While these experiences continue to be painful for us, we live relatively safely in the United States and Great Britain. But our experiences are all too common. They highlight the ongoing, systemic abuse that authoritarian regimes inflict on people every day, in violation of international law and all principles of human rights.

By allowing despots to track citizens’ every move, spyware vendors make this type of ill-treatment possible. Dissidents around the world will have targets behind them until democratic governments crack down on companies that ignore this use of their goods.

It is time for democratic countries, including the United States, to act decisively to contain this abuse. Leading western democracies speak of the need to contain big tech. Yet, in the endless tug-of-war between government regulation and tech companies, “users have become the main victims,” ​​like new report of Freedom House, a surveillance organization, put it. Too often, ordinary online citizens are vulnerable to being pirated by their own governments.

China and Russia get the lion’s share of the world’s public attention for government sponsored hacking and repression because of the sheer scale of their operations. But US allies like Saudi Arabia are often among the worst offenders.

For example, some of the most ruthless disagreement suppressors in the Middle East, including Saudi Arabia, the United Arab Emirates, and Bahrain, are buying spyware from Israel’s NSO Group. These governments have hacked into the phones of numerous human rights defenders and critics using NSO’s Pegasus software, often well beyond their own borders.

Sometimes the autocrats who run these regimes have purely personal motives, as in the case of Dubai’s ruler Sheikh Mohammed bin Rashid Al Maktoum. A British dish found that he used Pegasus to spy on his ex-wife and several of his children.

The public only learned of this because an officer from the NSO group called a prominent British lawyer late one evening to inform her of the surveillance. As dire as the Sheikh’s abuse of Pegasus was, more alarming is that the NSO Group knew he was using their technology for illegal purposes. In this instance, the executives felt exposed enough to whistle, but the company has not disclosed what it knows of other abuses by its customers.

The NSO Group is also not only known to sell spyware to police and intelligence agencies that violate human rights. The Israeli companies Candiru and Cyberbit are in the same business. Products of the German company Fin fisherman and the Italian company Hacking team (now renamed Memento Labs after a 2015 scandal) have also been linked to abuse.

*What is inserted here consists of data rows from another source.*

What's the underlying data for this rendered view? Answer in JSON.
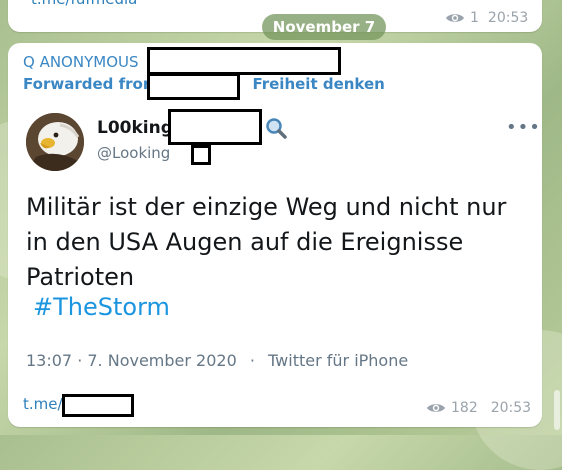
{
  "previous_message": {
    "link": "t.me/fufmedia",
    "views": "1",
    "time": "20:53"
  },
  "date_pill": "November 7",
  "message": {
    "sender": "Q ANONYMOUS",
    "forwarded_prefix": "Forwarded from",
    "forwarded_suffix": "Freiheit denken",
    "tweet": {
      "display_name_prefix": "L00king",
      "handle_prefix": "@Looking",
      "more_icon": "•••",
      "text": "Militär ist der einzige Weg und nicht nur in den USA Augen auf die Ereignisse Patrioten",
      "hashtag": "#TheStorm",
      "timestamp": "13:07 · 7. November 2020",
      "separator": "·",
      "client": "Twitter für iPhone"
    },
    "link_prefix": "t.me/",
    "views": "182",
    "time": "20:53"
  },
  "colors": {
    "link": "#2f7fb9",
    "sender": "#3a87c4",
    "hashtag": "#1b95e0",
    "meta": "#9aa3ab",
    "date_pill": "#76965c"
  },
  "icons": [
    "eye-icon",
    "magnifier-icon",
    "more-icon"
  ]
}
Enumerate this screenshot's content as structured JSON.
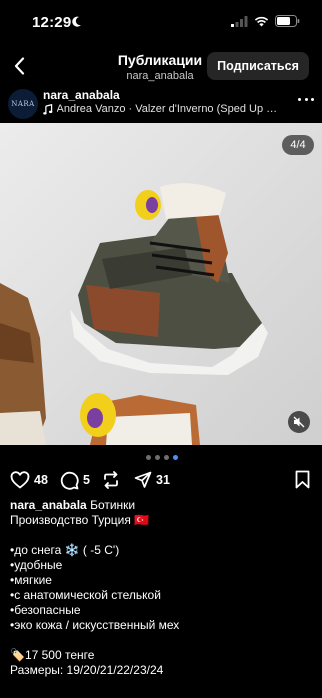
{
  "status_bar": {
    "time": "12:29"
  },
  "header": {
    "title": "Публикации",
    "subtitle": "nara_anabala",
    "follow_label": "Подписаться"
  },
  "post": {
    "avatar_text": "NARA",
    "username": "nara_anabala",
    "music": "Andrea Vanzo · Valzer d'Inverno (Sped Up & R...",
    "counter": "4/4",
    "carousel": {
      "total": 4,
      "active": 4
    },
    "likes": "48",
    "comments": "5",
    "shares": "31",
    "caption": {
      "username": "nara_anabala",
      "title": "Ботинки",
      "origin": "Производство Турция 🇹🇷",
      "features": [
        "•до снега ❄️ ( -5 С')",
        "•удобные",
        "•мягкие",
        "•с анатомической стелькой",
        "•безопасные",
        "•эко кожа / искусственный мех"
      ],
      "price": "🏷️17 500 тенге",
      "sizes": "Размеры: 19/20/21/22/23/24"
    }
  },
  "colors": {
    "background": "#000000",
    "button_bg": "#262626",
    "dot_active": "#4f8ef7"
  }
}
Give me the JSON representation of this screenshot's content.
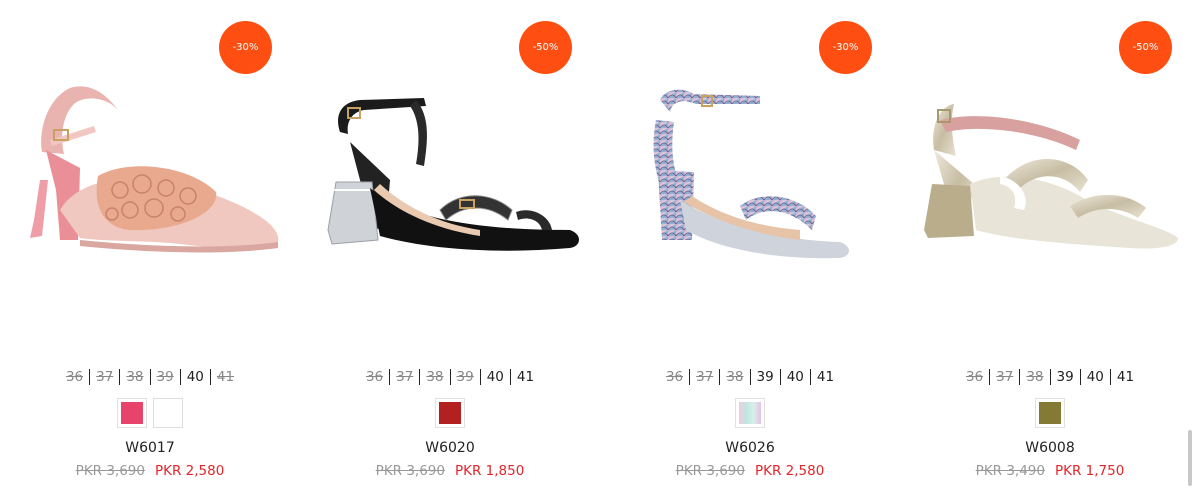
{
  "products": [
    {
      "discount": "-30%",
      "sizes": [
        {
          "label": "36",
          "available": false
        },
        {
          "label": "37",
          "available": false
        },
        {
          "label": "38",
          "available": false
        },
        {
          "label": "39",
          "available": false
        },
        {
          "label": "40",
          "available": true
        },
        {
          "label": "41",
          "available": false
        }
      ],
      "swatches": [
        "#e8436a",
        "#ffffff"
      ],
      "sku": "W6017",
      "old_price": "PKR 3,690",
      "new_price": "PKR 2,580",
      "image_icon": "pink-floral-block-heel-sandal"
    },
    {
      "discount": "-50%",
      "sizes": [
        {
          "label": "36",
          "available": false
        },
        {
          "label": "37",
          "available": false
        },
        {
          "label": "38",
          "available": false
        },
        {
          "label": "39",
          "available": false
        },
        {
          "label": "40",
          "available": true
        },
        {
          "label": "41",
          "available": true
        }
      ],
      "swatches": [
        "#b32020"
      ],
      "sku": "W6020",
      "old_price": "PKR 3,690",
      "new_price": "PKR 1,850",
      "image_icon": "black-clear-heel-sandal"
    },
    {
      "discount": "-30%",
      "sizes": [
        {
          "label": "36",
          "available": false
        },
        {
          "label": "37",
          "available": false
        },
        {
          "label": "38",
          "available": false
        },
        {
          "label": "39",
          "available": true
        },
        {
          "label": "40",
          "available": true
        },
        {
          "label": "41",
          "available": true
        }
      ],
      "swatches": [
        "multicolor"
      ],
      "sku": "W6026",
      "old_price": "PKR 3,690",
      "new_price": "PKR 2,580",
      "image_icon": "snakeskin-block-heel-sandal"
    },
    {
      "discount": "-50%",
      "sizes": [
        {
          "label": "36",
          "available": false
        },
        {
          "label": "37",
          "available": false
        },
        {
          "label": "38",
          "available": false
        },
        {
          "label": "39",
          "available": true
        },
        {
          "label": "40",
          "available": true
        },
        {
          "label": "41",
          "available": true
        }
      ],
      "swatches": [
        "#857a35"
      ],
      "sku": "W6008",
      "old_price": "PKR 3,490",
      "new_price": "PKR 1,750",
      "image_icon": "gold-metallic-block-heel-sandal"
    }
  ],
  "colors": {
    "badge": "#ff4e12",
    "sale_price": "#e3252b",
    "old_price": "#999999"
  }
}
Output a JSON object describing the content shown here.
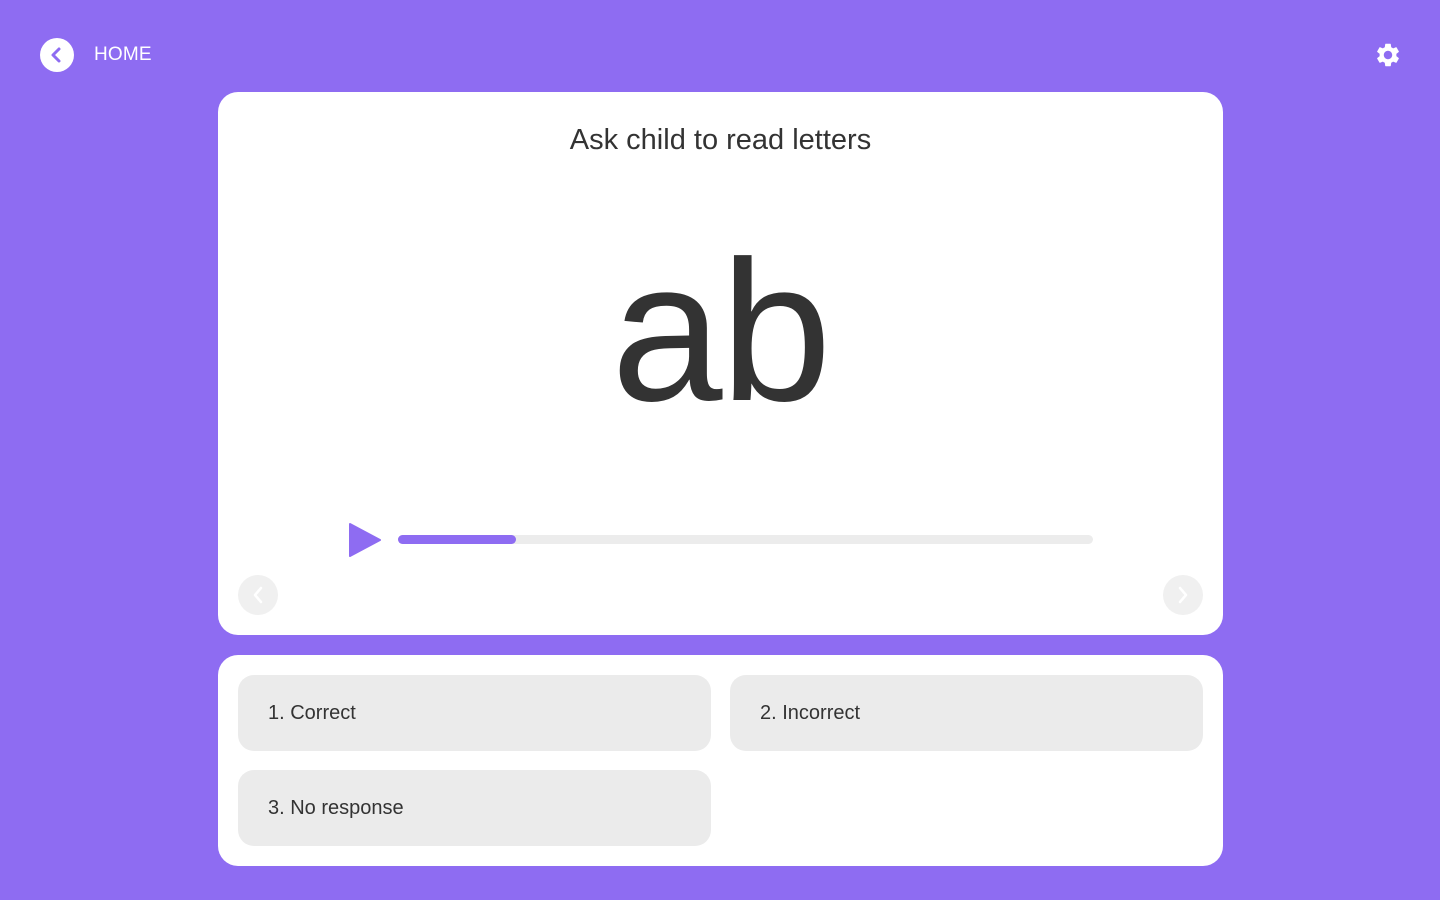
{
  "header": {
    "home_label": "HOME",
    "back_icon": "chevron-left-icon",
    "settings_icon": "gear-icon"
  },
  "card": {
    "instruction": "Ask child to read letters",
    "stimulus": "ab",
    "audio": {
      "play_icon": "play-icon",
      "progress_percent": 17
    },
    "prev_icon": "chevron-left-icon",
    "next_icon": "chevron-right-icon"
  },
  "responses": [
    {
      "label": "1. Correct"
    },
    {
      "label": "2. Incorrect"
    },
    {
      "label": "3. No response"
    }
  ],
  "colors": {
    "accent": "#8e6cf2",
    "card": "#ffffff",
    "button": "#ebebeb",
    "text": "#333333"
  }
}
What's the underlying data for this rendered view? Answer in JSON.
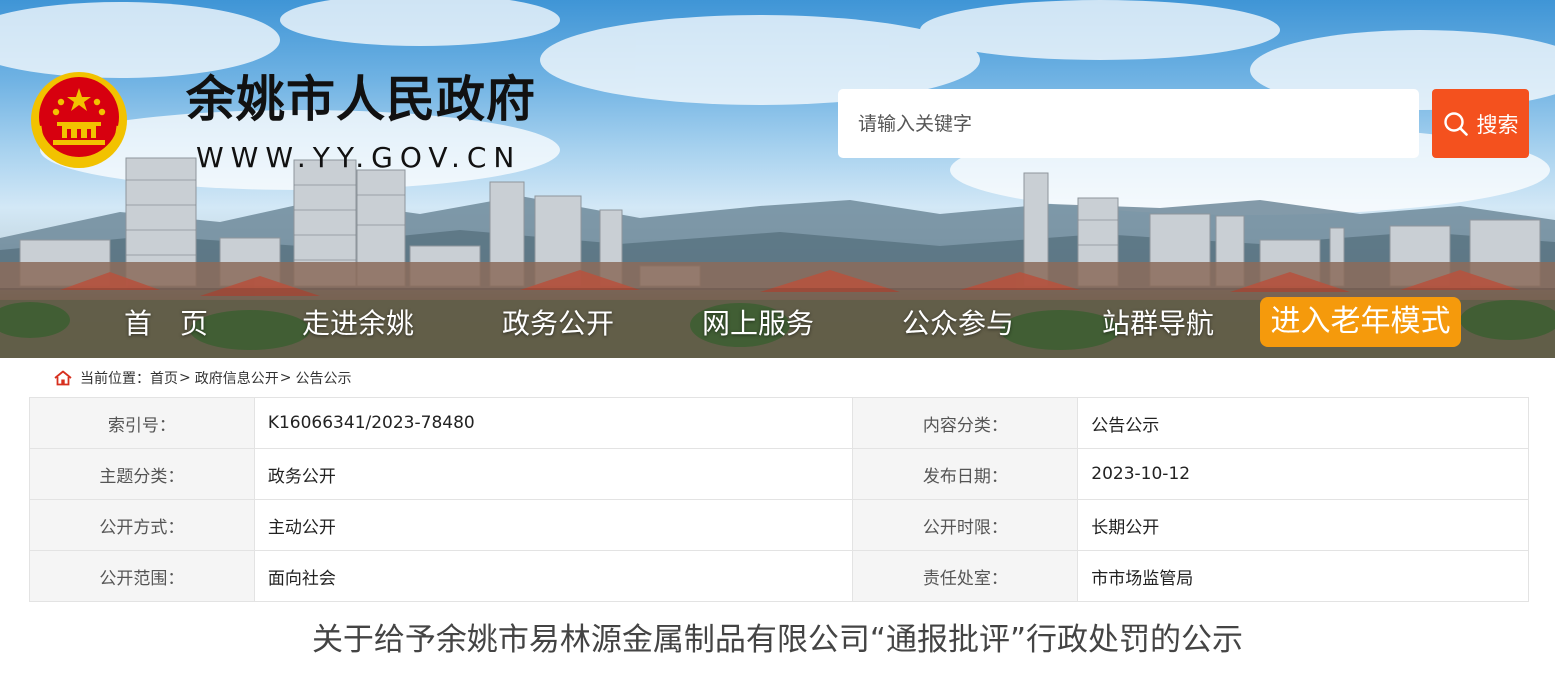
{
  "header": {
    "site_title": "余姚市人民政府",
    "site_url": "WWW.YY.GOV.CN",
    "search": {
      "placeholder": "请输入关键字",
      "button_label": "搜索",
      "icon": "search-icon"
    }
  },
  "nav": {
    "items": [
      {
        "label": "首　页"
      },
      {
        "label": "走进余姚"
      },
      {
        "label": "政务公开"
      },
      {
        "label": "网上服务"
      },
      {
        "label": "公众参与"
      },
      {
        "label": "站群导航"
      }
    ],
    "elder_mode_label": "进入老年模式"
  },
  "breadcrumb": {
    "prefix": "当前位置：",
    "items": [
      "首页",
      "政府信息公开",
      "公告公示"
    ],
    "separator": ">",
    "icon": "home-icon"
  },
  "meta": {
    "rows": [
      {
        "label1": "索引号：",
        "value1": "K16066341/2023-78480",
        "label2": "内容分类：",
        "value2": "公告公示"
      },
      {
        "label1": "主题分类：",
        "value1": "政务公开",
        "label2": "发布日期：",
        "value2": "2023-10-12"
      },
      {
        "label1": "公开方式：",
        "value1": "主动公开",
        "label2": "公开时限：",
        "value2": "长期公开"
      },
      {
        "label1": "公开范围：",
        "value1": "面向社会",
        "label2": "责任处室：",
        "value2": "市市场监管局"
      }
    ]
  },
  "article": {
    "title": "关于给予余姚市易林源金属制品有限公司“通报批评”行政处罚的公示"
  },
  "colors": {
    "search_button": "#f4511e",
    "elder_button": "#f59a0c",
    "label_cell_bg": "#f5f5f5",
    "border": "#e3e3e3",
    "emblem_red": "#d7000f",
    "emblem_gold": "#f2c200"
  }
}
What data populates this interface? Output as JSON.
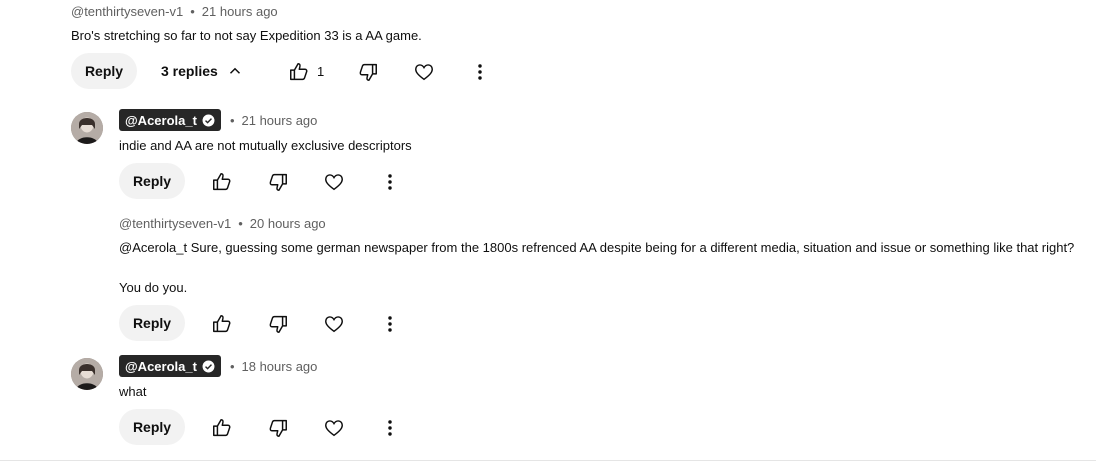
{
  "comments": [
    {
      "author": "@tenthirtyseven-v1",
      "time": "21 hours ago",
      "text": "Bro's stretching so far to not say Expedition 33 is a AA game.",
      "reply_label": "Reply",
      "replies_toggle": "3 replies",
      "like_count": "1"
    }
  ],
  "replies": [
    {
      "author": "@Acerola_t",
      "time": "21 hours ago",
      "text": "indie and AA are not mutually exclusive descriptors",
      "reply_label": "Reply"
    },
    {
      "author": "@tenthirtyseven-v1",
      "time": "20 hours ago",
      "text_line1": "@Acerola_t Sure, guessing some german newspaper from the 1800s refrenced AA despite being for a different media, situation and issue or something like that right?",
      "text_line2": "You do you.",
      "reply_label": "Reply"
    },
    {
      "author": "@Acerola_t",
      "time": "18 hours ago",
      "text": "what",
      "reply_label": "Reply"
    }
  ],
  "separator": "•",
  "icons": {
    "like": "thumbs-up-icon",
    "dislike": "thumbs-down-icon",
    "heart": "heart-icon",
    "more": "more-vert-icon",
    "chevron": "chevron-up-icon",
    "verified": "verified-check-icon"
  }
}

NSO reportedly has its contracts with. quit Saudi Arabia and the United Arab Emiratessaid they abused Pegasus. But entrepreneurial self-assertion is not enough. Democratic governments must send a clear message to these companies: they face export bans and company executives face sanctions if their products are used to violate human rights.

Another important step would be for the US Department of Commerce and its counterparts in the UK, European Union and other democracies to expand the use of blacklists that restrict trade in companies that allow abuse. The Ministry of Commerce does contains NSO Group, Candiru, the Russian company Positive Technologies and the Singaporean company Computer Security Initiative Consultancy on its Entity List, which means that these companies cannot buy components from US sellers without a special license. But a broader global campaign of this kind could go further.

Finally, democratic countries should establish transparent, uniform rules for the use of spyware. Last week the White House hosted a virtual democracy summit of global leaders with the express aim of fighting authoritarianism and promoting human rights. If this coalition gets to work, spyware should be high on their agenda.

We have clearly entered a new era of electronic espionage and digital repression. Only through stronger regulatory and legal protection can democracies ensure their survival, free expression flourish, and protect the well-being of their citizens.